Why is it such a secret? - the Microsoft-driven smartphone that is due to launch tomorrow (Wednesday)? It could, of course, just be a boring, small, also-ran company. Or Siemens. But could it be that it isn't Siemens, after all, but RIM?

Sniffer

According to the company which is handling publicity for the launch, it will be a "major, global wireless company." The trouble is, there aren't that many options.

We can pretty much rule out shareholder pioneers in Symbian - Sony Ericsson and Nokia both see Windows Mobile as the evil PC empire trying to invade their phone business. We know that Motorola already has a Windows Mobile phone - Orange is shipping it this month.

Samsung, Mitac, and other smaller phone companies have already announced that they're going Windows Mobile, and have also delayed their launches many times.
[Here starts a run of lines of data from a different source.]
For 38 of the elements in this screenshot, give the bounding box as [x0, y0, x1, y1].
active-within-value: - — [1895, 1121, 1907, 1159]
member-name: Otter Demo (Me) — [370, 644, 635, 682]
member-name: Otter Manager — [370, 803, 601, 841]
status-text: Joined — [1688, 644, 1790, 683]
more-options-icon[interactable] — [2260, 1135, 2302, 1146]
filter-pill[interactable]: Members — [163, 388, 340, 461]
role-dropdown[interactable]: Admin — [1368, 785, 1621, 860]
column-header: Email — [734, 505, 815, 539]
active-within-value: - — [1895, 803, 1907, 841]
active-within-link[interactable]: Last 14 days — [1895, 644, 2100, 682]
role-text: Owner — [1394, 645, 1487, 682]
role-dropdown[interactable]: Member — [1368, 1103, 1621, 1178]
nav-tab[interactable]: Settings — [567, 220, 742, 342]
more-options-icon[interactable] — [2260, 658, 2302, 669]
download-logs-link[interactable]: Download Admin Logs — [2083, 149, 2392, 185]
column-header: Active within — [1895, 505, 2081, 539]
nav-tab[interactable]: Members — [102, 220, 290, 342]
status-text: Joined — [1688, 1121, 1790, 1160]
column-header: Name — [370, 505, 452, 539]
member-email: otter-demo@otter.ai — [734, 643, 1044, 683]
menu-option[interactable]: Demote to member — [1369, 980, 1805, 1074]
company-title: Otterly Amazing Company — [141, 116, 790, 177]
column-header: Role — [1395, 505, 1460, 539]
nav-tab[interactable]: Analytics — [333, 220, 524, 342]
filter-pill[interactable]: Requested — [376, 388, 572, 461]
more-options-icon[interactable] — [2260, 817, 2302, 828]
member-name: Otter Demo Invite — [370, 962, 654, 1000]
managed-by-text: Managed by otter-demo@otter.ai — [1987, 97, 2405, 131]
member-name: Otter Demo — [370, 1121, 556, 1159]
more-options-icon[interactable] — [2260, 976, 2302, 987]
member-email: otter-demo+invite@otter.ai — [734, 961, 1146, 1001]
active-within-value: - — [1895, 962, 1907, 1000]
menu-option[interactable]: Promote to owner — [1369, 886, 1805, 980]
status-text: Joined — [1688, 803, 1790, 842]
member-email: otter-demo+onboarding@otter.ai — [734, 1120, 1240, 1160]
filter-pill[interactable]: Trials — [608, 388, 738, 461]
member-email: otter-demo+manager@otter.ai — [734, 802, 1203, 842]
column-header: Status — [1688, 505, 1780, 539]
There would be no surprise there.

Siemens is about the only major name left. If it were Siemens, then Microsoft's excitement would be understandable. If it isn't, then the excitement tomorrow when the cat emerges from the bag will be muted, at best.

There is one exception to that: if Microsoft won over the maverick newcomer to GSM: Research in Motion. The RIM Blackberry is sufficiently popular in America that it could take a lot of users into the Windows Mobile camp if it adopted that platform. And it's sufficiently unknown in Europe that it could use the help.

There would be some logic to that, despite the fact that, on the face of it, RIM is its own platform, and wouldn't dare dilute its share any more.

However, a calculated look at the RIM future might suggest that it is a minnow in a sea of sharks, compared with the market share of Symbian, Linux, Palm and Windows in the phone business - and it must do something to overcome the perception that "the Blackberry isn't much of a phone."

The Blackberry's relative obscurity in phone circles is another pointer to the possibility that it just might be RIM. The phone club is a tightly knit one, with all sorts of secret cabals sharing intellectual property - patents and copyright - in the basic alliance of "those who are not Qualcomm" who created GSM.

If Microsoft's new partner is one of the GSM gang, then it's very impressive that nobody has managed to penetrate the secrecy. If it's RIM, then it's not quite so surprising.

But I'm prepared to eat my Hunky Words tomorrow!